When OPEC meets on May 25 to review its production cut deal, it will have to sift through an array of market indicators and analyst projections that paint an often confusing picture of oil supply and demand.
For instance, OPEC estimated in its monthly oil market report Thursday that OECD commercial oil inventories were still some 276 million barrels above the five-year average, the benchmark it is aiming for with its output cuts.
While those high stocks have led to doubt among traders that the cuts have been effective, OPEC said in its report that this was the second month in a row that stocks have drawn, indicating that the market’s oversupply was trending downward.
On the other hand, the resilience of US shale prompted OPEC to revise up its projection of US supply for 2017 by 280,000 b/d from last month’s report, which it now sees at 820,000 b/d above last year’s.
The US Energy Information Administration on Tuesday also revised upward its forecast for 2017 US production by 90,000 b/d from the previous month to show year-on-year growth of 440,000 b/d.
As for demand, OPEC is projecting growth of 1.27 million b/d globally this year, while the EIA has pegged growth at 1.56 million b/d.
The International Energy Agency, which has generally been more bullish than either OPEC or the EIA, issues its latest monthly market report Tuesday.
Given so much uncertainty, many analysts are expecting OPEC simply to roll over their 1.2 million b/d production cut into the second half of the year.
With inventories trending in the right direction, from OPEC’s perspective, and with the peak summer direct burn season ahead, prospects of a deeper cut may be a bridge too far.
An extension of longer than six months may be warranted to signal OPEC’s commitment to market rebalancing, but it may also want to preserve flexibility to boost output in the second half if demand rebounds.
Whatever it decides, OPEC will be mindful of potential price chaos if no deal is reached on an extension at the May 25 meeting in Vienna, with the market seemingly already pricing in a rollover.
Director at consultancy Petro-logistics and former chief economist at Shell Trading Adam Ritchie said this likely sets up a more interesting meeting when OPEC gathers in late November or December for its second regular meeting of the year. OPEC will announce the date of that meeting on May 25.
“I think we’re unlikely to see much beyond a rollover this period,” Ritchie said at the Platts Global Crude Summit. “Depending on what happens with demand and what happens with shale, we’re set for a much more exciting December, and then the question [for OPEC] is, do we need to do more?”
LIBYA, NIGERIA EXEMPTIONS
Within OPEC, potential recoveries in Libya and Nigeria may also complicate the picture.

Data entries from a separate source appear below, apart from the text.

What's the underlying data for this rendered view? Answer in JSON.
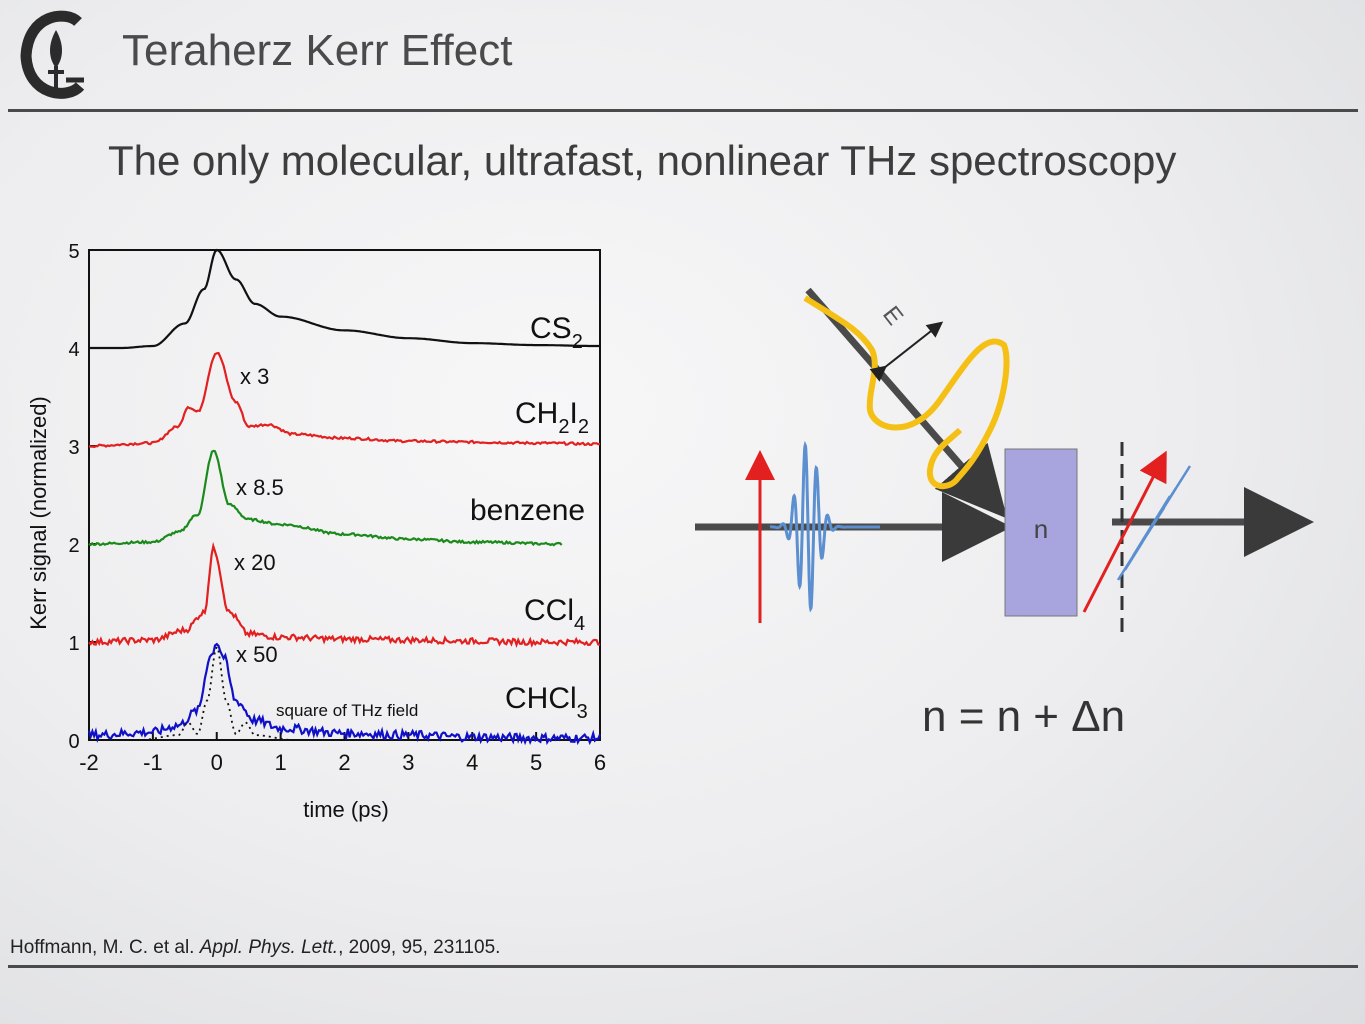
{
  "slide": {
    "title": "Teraherz Kerr Effect",
    "subtitle": "The only molecular, ultrafast, nonlinear THz spectroscopy",
    "citation": {
      "authors": "Hoffmann, M. C. et al.",
      "journal": "Appl. Phys. Lett.",
      "details": ", 2009, 95, 231105."
    }
  },
  "logo_icon": "caltech-flame-logo",
  "diagram": {
    "material_label": "n",
    "field_label": "E",
    "equation": "n = n + Δn",
    "colors": {
      "beam": "#4a4a4a",
      "thz": "#f5c016",
      "probe": "#5b8fd0",
      "polarization": "#e32020",
      "sample": "#a7a4de"
    }
  },
  "chart_data": {
    "type": "line",
    "xlabel": "time (ps)",
    "ylabel": "Kerr signal (normalized)",
    "xlim": [
      -2,
      6
    ],
    "ylim": [
      0,
      5
    ],
    "xticks": [
      "-2",
      "-1",
      "0",
      "1",
      "2",
      "3",
      "4",
      "5",
      "6"
    ],
    "yticks": [
      "0",
      "1",
      "2",
      "3",
      "4",
      "5"
    ],
    "series": [
      {
        "name": "CS2",
        "color": "#111111",
        "offset": 4,
        "peak_time": 0,
        "peak_height": 1.0,
        "end_time": 6,
        "scale": "",
        "x": [
          -2,
          -1.5,
          -1,
          -0.5,
          -0.2,
          0,
          0.3,
          0.6,
          1,
          2,
          3,
          4,
          5,
          6
        ],
        "y": [
          4.0,
          4.0,
          4.02,
          4.25,
          4.6,
          5.0,
          4.7,
          4.45,
          4.32,
          4.18,
          4.1,
          4.05,
          4.03,
          4.02
        ]
      },
      {
        "name": "CH2I2",
        "color": "#e32020",
        "offset": 3,
        "peak_time": 0,
        "peak_height": 0.95,
        "end_time": 6,
        "scale": "x 3",
        "x": [
          -2,
          -1,
          -0.6,
          -0.45,
          -0.3,
          0,
          0.3,
          0.5,
          0.8,
          1.2,
          2,
          3,
          4,
          5,
          6
        ],
        "y": [
          3.0,
          3.03,
          3.2,
          3.4,
          3.35,
          3.95,
          3.45,
          3.2,
          3.22,
          3.12,
          3.08,
          3.05,
          3.04,
          3.03,
          3.02
        ]
      },
      {
        "name": "benzene",
        "color": "#1a8a1a",
        "offset": 2,
        "peak_time": -0.05,
        "peak_height": 0.95,
        "end_time": 5.4,
        "scale": "x 8.5",
        "x": [
          -2,
          -1,
          -0.6,
          -0.3,
          -0.05,
          0.2,
          0.5,
          1,
          2,
          3,
          4,
          5.4
        ],
        "y": [
          2.0,
          2.02,
          2.12,
          2.3,
          2.95,
          2.4,
          2.25,
          2.2,
          2.1,
          2.05,
          2.02,
          2.0
        ]
      },
      {
        "name": "CCl4",
        "color": "#e32020",
        "offset": 1,
        "peak_time": -0.05,
        "peak_height": 0.95,
        "end_time": 6,
        "scale": "x 20",
        "x": [
          -2,
          -1,
          -0.5,
          -0.2,
          -0.05,
          0.2,
          0.5,
          1,
          2,
          3,
          4,
          5,
          6
        ],
        "y": [
          1.0,
          1.02,
          1.12,
          1.3,
          1.95,
          1.3,
          1.08,
          1.05,
          1.03,
          1.02,
          1.01,
          1.0,
          1.0
        ]
      },
      {
        "name": "CHCl3",
        "color": "#1010c8",
        "offset": 0,
        "peak_time": 0,
        "peak_height": 1.0,
        "end_time": 6,
        "scale": "x 50",
        "x": [
          -2,
          -1,
          -0.6,
          -0.3,
          -0.1,
          0,
          0.1,
          0.3,
          0.6,
          1,
          2,
          3,
          4,
          5,
          6
        ],
        "y": [
          0.05,
          0.08,
          0.15,
          0.3,
          0.85,
          1.0,
          0.85,
          0.4,
          0.2,
          0.12,
          0.07,
          0.05,
          0.03,
          0.02,
          0.02
        ]
      },
      {
        "name": "square of THz field",
        "color": "#111111",
        "dashed": true,
        "x": [
          -2,
          -1.2,
          -0.6,
          -0.45,
          -0.3,
          -0.15,
          0,
          0.15,
          0.3,
          0.45,
          0.6,
          1.2
        ],
        "y": [
          0,
          0,
          0.05,
          0.18,
          0.06,
          0.4,
          0.95,
          0.4,
          0.06,
          0.18,
          0.05,
          0
        ]
      }
    ]
  }
}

The two countries are exempt from the cut deal as they deal with militant attacks that have hobbled their oil sectors. But conditions appear to be improving in both countries, meaning new supply could come online and offset some of the rest of OPEC’s cuts.
Libya, which produced 550,000 b/d in April, according to the latest S&P Global Platts OPEC production survey, is now producing more than 800,000 b/d, according to its National Oil Corporation.
The country recently resumed production from the Sharara and El Feel fields after reaching an agreement with the militia controlling a pipeline connecting them to the Zawiya port.
Meanwhile, Nigeria, which produced 1.65 million b/d in April, according to the Platts survey, appears set to restart loadings of its Forcados crude, with trading sources telling Platts on Friday that two 950,000-barrel cargoes were scheduled to load this month.
Forcados has been under force majeure, with a key pipeline shut for most of last year due to militant attacks.
OPEC projects that the call on its crude for 2017 will average 31.92 million b/d, about 190,000 b/d above its April output of 31.73 million b/d, according to its monthly oil market report.
Full recoveries by Libya and Nigeria may prompt OPEC to call for their inclusion in any cut extension. Libya’s output was above 1.6 million b/d before its civil war began in 2011, while Nigeria was formerly Africa’s top producer with output of 1.95 million b/d as recently as July 2015.
“OPEC production will not stay the same,” chief economist with energy consultancy Rapidan Group Fareed Mohamedi said. “Libya, Nigeria — maybe we’re being too optimistic about the political situation in both countries, but in general things seem to be going to a better situation on that front.”
Mohamedi has a bearish outlook for oil prices and said he is skeptical the market is on the path to rebalancing as OPEC hopes, with doubts about demand growth and continued OPEC compliance with cuts if they are extended.
Like Ritchie, he predicts OPEC will likely roll over its production cut agreement at the May 25 meeting, but suspects the group will face a greater challenge going forward.
“I think the next [meeting] is the real difficult one,” he said. “Maybe this time in May they’ll roll it over so they don’t destabilize the market too much. But going forward in 2018, if there are still market surpluses, I think they’re going to have to face reality.”